At the end of last year in El Progreso (Yoro) on the country's north coast Julio César Pineda, a journalist and news director for the Catholic Church station Radio Progreso, survived an attempt on his life. In his criminal complaint to the police, Pineda asserted that the attack was the result of the critical stance he had taken on community issues and institutional weakening in the country.
In November 2000 a San Pedro Sula criminal court acquitted Arnulfo Aguilar of insulting a public official. Aguilar had made public an investigation of Judge Martha Delia Merino de Ayala for misplacing a set of credit cards that had been seized from a gang of escaped convicted drug traffickers from the United States.
In December journalist Serapio Umanzor of La Prensa, against whom a criminal complaint has been filed by Aura de Herrera, an attorney and wife of congressman Francisco Herrera-Doninelli, was required to post bond to avoid being held in jail after the court hearing the case determined that it had been properly filed. Even though Umanzor had limited himself to publishing a substantiated complaint that identified the complainants by name and reflected all sides of the story, Umanzor was charged and the court allowed the prosecution to proceed.

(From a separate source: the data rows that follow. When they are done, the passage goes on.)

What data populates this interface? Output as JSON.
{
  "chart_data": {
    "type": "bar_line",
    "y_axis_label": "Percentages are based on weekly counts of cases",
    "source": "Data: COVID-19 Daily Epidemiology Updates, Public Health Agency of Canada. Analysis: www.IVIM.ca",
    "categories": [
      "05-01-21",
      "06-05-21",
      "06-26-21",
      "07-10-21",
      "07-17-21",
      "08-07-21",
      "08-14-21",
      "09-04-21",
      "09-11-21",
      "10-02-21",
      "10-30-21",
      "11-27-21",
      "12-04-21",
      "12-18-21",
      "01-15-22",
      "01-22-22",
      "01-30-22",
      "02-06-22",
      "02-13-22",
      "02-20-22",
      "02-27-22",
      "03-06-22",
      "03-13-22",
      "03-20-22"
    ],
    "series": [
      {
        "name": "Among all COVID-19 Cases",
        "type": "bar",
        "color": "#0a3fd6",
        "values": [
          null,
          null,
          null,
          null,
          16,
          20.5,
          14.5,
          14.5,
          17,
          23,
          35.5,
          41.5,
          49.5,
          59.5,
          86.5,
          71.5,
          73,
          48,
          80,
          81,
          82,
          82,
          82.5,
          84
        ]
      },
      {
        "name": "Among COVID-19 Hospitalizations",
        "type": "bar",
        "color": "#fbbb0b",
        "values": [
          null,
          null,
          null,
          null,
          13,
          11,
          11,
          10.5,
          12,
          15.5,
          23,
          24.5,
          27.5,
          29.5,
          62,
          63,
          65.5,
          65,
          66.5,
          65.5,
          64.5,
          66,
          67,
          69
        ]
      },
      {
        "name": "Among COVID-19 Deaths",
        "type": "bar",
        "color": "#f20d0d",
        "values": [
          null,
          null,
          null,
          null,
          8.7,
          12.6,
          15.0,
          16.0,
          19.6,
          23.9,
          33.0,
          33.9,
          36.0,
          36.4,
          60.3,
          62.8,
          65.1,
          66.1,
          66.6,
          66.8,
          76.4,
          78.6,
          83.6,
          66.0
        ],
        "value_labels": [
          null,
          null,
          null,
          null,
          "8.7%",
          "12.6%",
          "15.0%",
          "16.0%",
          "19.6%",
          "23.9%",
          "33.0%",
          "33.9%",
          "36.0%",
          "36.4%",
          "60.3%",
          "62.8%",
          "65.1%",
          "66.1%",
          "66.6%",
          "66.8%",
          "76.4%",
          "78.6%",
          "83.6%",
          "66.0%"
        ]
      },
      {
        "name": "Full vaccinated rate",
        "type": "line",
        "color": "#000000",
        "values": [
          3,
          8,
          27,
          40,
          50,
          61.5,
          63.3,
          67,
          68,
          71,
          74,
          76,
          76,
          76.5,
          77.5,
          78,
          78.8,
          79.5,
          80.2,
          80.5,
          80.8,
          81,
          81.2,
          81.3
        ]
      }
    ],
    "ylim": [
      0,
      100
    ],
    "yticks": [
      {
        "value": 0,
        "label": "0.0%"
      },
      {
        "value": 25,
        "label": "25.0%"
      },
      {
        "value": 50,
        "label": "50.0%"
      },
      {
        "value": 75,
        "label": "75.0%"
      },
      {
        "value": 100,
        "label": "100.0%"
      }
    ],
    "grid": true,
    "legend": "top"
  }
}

On March 9, 2001 the Inspector of Courts launched an investigation of Judge Fany Turcios of the Fourth Criminal Trial Court of San Pedro Sula, who had restricted press access in a case involving seven physicians charged with involuntary manslaughter of a minor. The judge asserted that the case should remain confidential, but the complaint alleged judicial bias toward the defendants.
On March 13, 2001 criminal court judges in La Ceiba barred the press from seeing the record of trials of military personnel and drug traffickers. The violation of the right to freedom of information emerged after the Police Court acquitted an individual who acted as a "go-between" for drug traffickers.